Appurato che c’è tutta una scienza che ruota attorno alla psiche dei più piccoli, sappiamo davvero quando è il momento giusto di portare un bambino dallo psicologo? I bambini, si sa, possono arrivare a manifestare molteplici forme di disagio. Alcuni disagi possono essere del tutto passeggeri, se non altro perché fisiologicamente legati all’età, mentre altri disagi che si presentano inizialmente come passeggeri possono arrivare a consolidarsi e a permanere nel tempo.

Ecco quindi che una forma di supporto va presa in considerazione, tanto più se nel bambino si presentano “sintomi” come una eccessiva timidezza che porta all’isolamento, iperattività, stati di ansia, difficoltà del sonno, difficoltà a scuola (che si concretizzano in lentezza nell’apprendimento, nel linguaggio e nella scrittura), mancanza o eccesso di appetito, e così via.

La psicologia infantile, quindi, interviene in molti campi. Per esempio ci sono dei bambini che magari in virtù di un forte stato di insicurezza fanno difficoltà a separarsi da un oggetto o da una persona. Ci sono poi dei bambini che manifestano una forte iperattività e che appaiono quindi difficili da gestire. E poi ancora: difficoltà scolastiche, difficoltà ad interagire con gli altri, stadi di aggressività del bambino nei confronti dei coetanei, difficoltà dei bambini a prendere sonno e così via. Molto frequenti anche i casi di bambini che non riescono a separarsi dal pannolino o che pretendono il ritorno al seno della madre.

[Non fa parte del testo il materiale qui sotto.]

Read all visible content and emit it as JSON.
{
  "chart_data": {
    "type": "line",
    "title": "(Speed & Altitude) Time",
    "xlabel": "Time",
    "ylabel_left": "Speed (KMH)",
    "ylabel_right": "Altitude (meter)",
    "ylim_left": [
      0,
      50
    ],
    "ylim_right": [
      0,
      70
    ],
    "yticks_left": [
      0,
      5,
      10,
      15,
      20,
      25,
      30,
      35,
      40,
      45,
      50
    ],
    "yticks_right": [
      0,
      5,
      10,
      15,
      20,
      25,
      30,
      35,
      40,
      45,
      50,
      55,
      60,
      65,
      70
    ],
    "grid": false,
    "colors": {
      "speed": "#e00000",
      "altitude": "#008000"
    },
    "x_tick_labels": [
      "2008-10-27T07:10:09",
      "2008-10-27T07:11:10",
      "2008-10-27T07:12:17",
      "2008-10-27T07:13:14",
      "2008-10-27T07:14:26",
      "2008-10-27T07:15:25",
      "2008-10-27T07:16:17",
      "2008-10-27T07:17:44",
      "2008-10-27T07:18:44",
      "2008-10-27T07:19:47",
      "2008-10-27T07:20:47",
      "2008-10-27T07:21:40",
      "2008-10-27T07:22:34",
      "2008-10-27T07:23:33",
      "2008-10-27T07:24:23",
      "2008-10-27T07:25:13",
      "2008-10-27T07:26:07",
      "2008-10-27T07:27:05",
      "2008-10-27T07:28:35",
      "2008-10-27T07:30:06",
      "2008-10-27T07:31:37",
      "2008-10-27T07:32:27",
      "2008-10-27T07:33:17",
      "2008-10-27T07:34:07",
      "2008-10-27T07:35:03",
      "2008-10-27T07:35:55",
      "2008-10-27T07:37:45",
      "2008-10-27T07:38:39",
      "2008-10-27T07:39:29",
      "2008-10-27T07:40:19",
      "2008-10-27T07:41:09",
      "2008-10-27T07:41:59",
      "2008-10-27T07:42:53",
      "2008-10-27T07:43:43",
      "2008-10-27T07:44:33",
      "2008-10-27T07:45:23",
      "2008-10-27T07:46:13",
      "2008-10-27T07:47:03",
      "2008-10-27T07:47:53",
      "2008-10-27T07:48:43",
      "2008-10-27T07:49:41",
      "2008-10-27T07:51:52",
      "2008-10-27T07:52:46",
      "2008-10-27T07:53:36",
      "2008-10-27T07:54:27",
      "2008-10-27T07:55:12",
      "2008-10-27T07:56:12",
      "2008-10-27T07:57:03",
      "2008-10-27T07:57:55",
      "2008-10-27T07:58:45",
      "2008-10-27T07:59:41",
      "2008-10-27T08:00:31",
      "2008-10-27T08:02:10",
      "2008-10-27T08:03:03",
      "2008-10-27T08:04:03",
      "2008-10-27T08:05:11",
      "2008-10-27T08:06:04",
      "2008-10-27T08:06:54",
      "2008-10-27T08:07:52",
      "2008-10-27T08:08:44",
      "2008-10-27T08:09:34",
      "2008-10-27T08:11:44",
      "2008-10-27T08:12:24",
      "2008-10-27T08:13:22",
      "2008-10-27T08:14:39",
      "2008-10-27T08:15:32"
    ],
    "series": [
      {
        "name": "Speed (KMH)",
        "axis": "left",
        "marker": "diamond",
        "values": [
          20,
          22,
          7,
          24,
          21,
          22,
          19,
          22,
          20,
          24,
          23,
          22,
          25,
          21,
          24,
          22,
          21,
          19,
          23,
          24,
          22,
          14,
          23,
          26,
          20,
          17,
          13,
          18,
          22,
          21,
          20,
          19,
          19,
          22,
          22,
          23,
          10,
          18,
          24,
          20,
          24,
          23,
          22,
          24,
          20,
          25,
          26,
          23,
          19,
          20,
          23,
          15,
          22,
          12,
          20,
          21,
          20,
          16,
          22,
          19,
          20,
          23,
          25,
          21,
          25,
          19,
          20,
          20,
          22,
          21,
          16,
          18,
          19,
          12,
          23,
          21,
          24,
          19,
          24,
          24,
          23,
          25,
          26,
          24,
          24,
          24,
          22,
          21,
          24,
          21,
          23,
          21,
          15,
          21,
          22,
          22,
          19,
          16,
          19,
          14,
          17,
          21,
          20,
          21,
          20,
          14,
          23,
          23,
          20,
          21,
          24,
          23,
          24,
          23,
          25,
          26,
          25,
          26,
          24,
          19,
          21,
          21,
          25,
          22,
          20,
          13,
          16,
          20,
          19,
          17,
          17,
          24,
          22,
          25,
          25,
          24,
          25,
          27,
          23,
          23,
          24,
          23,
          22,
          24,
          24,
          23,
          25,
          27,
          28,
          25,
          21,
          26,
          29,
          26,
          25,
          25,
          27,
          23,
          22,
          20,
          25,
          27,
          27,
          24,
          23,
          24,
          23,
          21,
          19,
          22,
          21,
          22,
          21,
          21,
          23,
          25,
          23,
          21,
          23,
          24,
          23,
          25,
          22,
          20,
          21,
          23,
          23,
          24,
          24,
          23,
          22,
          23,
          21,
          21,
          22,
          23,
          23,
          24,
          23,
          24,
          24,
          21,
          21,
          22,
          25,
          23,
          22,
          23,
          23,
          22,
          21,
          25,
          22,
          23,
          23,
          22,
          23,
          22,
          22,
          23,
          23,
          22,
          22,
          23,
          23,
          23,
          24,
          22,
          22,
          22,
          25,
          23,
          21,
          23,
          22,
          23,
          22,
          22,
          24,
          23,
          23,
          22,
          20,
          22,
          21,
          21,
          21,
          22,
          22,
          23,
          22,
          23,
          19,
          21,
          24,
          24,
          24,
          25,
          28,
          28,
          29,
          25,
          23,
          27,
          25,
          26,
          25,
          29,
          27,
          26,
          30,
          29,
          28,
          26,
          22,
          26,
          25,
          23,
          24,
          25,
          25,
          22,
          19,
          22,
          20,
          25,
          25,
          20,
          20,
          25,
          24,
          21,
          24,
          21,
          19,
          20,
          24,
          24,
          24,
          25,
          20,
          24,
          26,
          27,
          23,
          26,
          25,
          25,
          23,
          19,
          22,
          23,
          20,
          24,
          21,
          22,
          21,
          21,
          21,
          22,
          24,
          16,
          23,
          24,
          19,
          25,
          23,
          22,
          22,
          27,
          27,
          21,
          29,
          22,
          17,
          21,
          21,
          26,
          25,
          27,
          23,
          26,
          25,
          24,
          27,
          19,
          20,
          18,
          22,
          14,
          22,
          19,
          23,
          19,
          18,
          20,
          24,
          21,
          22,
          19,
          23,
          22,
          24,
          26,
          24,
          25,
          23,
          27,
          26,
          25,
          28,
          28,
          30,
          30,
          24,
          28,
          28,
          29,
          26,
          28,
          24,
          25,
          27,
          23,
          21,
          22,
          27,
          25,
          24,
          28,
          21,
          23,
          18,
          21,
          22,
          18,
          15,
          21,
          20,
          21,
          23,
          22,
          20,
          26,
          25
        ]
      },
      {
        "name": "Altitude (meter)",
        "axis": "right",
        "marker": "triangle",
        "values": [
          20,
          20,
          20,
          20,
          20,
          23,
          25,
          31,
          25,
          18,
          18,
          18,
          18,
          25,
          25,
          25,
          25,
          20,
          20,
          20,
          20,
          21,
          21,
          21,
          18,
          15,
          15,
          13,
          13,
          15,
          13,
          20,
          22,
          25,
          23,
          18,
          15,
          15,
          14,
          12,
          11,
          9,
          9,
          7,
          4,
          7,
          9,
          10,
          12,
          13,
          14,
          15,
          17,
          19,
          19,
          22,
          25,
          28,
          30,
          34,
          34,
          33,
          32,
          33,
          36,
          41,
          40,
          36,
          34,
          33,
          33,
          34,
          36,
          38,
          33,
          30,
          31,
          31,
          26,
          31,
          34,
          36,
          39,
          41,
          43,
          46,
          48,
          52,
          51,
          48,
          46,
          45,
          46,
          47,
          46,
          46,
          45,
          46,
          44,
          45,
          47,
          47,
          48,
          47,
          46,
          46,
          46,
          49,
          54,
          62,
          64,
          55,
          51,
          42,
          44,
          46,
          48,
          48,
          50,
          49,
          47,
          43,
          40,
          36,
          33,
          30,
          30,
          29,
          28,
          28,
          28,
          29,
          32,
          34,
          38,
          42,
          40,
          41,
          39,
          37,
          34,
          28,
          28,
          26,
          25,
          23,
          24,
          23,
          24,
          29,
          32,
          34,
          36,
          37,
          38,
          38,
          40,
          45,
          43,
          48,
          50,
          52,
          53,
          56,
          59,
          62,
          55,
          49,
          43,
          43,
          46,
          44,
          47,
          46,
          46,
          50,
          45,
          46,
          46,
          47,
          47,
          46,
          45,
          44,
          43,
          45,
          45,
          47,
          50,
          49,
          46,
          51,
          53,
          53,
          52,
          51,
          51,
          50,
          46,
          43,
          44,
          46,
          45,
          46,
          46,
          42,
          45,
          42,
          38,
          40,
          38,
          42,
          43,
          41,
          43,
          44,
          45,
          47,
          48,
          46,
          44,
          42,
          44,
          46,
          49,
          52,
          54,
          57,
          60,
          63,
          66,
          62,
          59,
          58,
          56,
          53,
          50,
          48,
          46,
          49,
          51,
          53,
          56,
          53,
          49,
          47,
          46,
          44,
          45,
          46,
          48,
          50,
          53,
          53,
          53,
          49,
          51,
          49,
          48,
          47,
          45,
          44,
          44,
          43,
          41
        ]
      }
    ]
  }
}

Ecco perché la figura dello psicologo appare oggi imprescindibile, specie se si considera il contesto in cui viviamo che tende a moltiplicare e ad enfatizzare sintomi di disagio che i bambini hanno bene o male sempre avuto. E’ una società difficile, questa, e i genitori devono prenderne atto: non si può più correre il rischio di minimizzare fatti e cose che invece meritano l’attenzione degli adulti, anche perché deve essere chiaro che avere dei figli con disagi di vario tipo non presuppone necessariamente una sconfitta dei genitori. Anzi, accorgersi del disagio e provare a dargli risposta ricorrendo anche all’intervento di un professionista vuol dire esercitare come si deve il proprio ruolo di tutore.